Чиф медленно шел по темной ледяной набережной, не обращая внимания на пронзительный ветер, и лихорадочно вспоминал то, что слышал от отца.
Может, тогда, в апреле 21-го, отец был тяжело ранен и его сочли мертвым? Но Чиф вспомнил старую фотографию: отец — молодой, улыбающийся, в красноармейской шинели, — рядом с невозмутимым дядей Семеном — тогда еще безбородым и тоже совсем молодым. Этот снимок был сделан в первый день прибытия отца на Тускулу. Нет, Косухин-старший оказался на своей новой родине без единой свежей царапины. Выходит, Иваныч лгал? Или годы подполья как-то повлияли на психику бывшего большевистского вождя?

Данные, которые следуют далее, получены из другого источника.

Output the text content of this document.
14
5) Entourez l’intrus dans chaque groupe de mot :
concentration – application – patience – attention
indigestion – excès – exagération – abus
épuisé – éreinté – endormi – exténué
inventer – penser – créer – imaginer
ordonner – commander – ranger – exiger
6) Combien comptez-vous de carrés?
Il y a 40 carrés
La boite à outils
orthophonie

И, наконец, нелепый совет не ходить на кладбище. Это показалось Чифу наибольшей нелепостью. Ведь пока он не имел никаких доказательств странных россказней, услышанных в темной квартире. Единственная возможность проверить нелепую байку — это убедиться, что на Донском и в самом деле есть такая могила. Затем — поднять старые газеты за апрель 21-го, может, кое-кого осторожно расспросить… И уже потом — возвращаться на Тускулу…
Это было правильно, но Чиф тут же сообразил, что заниматься этим должен не он, Иван Косухин, который и так «засветился» — дальше некуда. И невеселая экскурсия на Донское, и старые газеты — этим должен заниматься Бен или кто-либо, кого пришлют им на подмогу. После подобного форс-мажора делать в Столице Чифу совершенно нечего…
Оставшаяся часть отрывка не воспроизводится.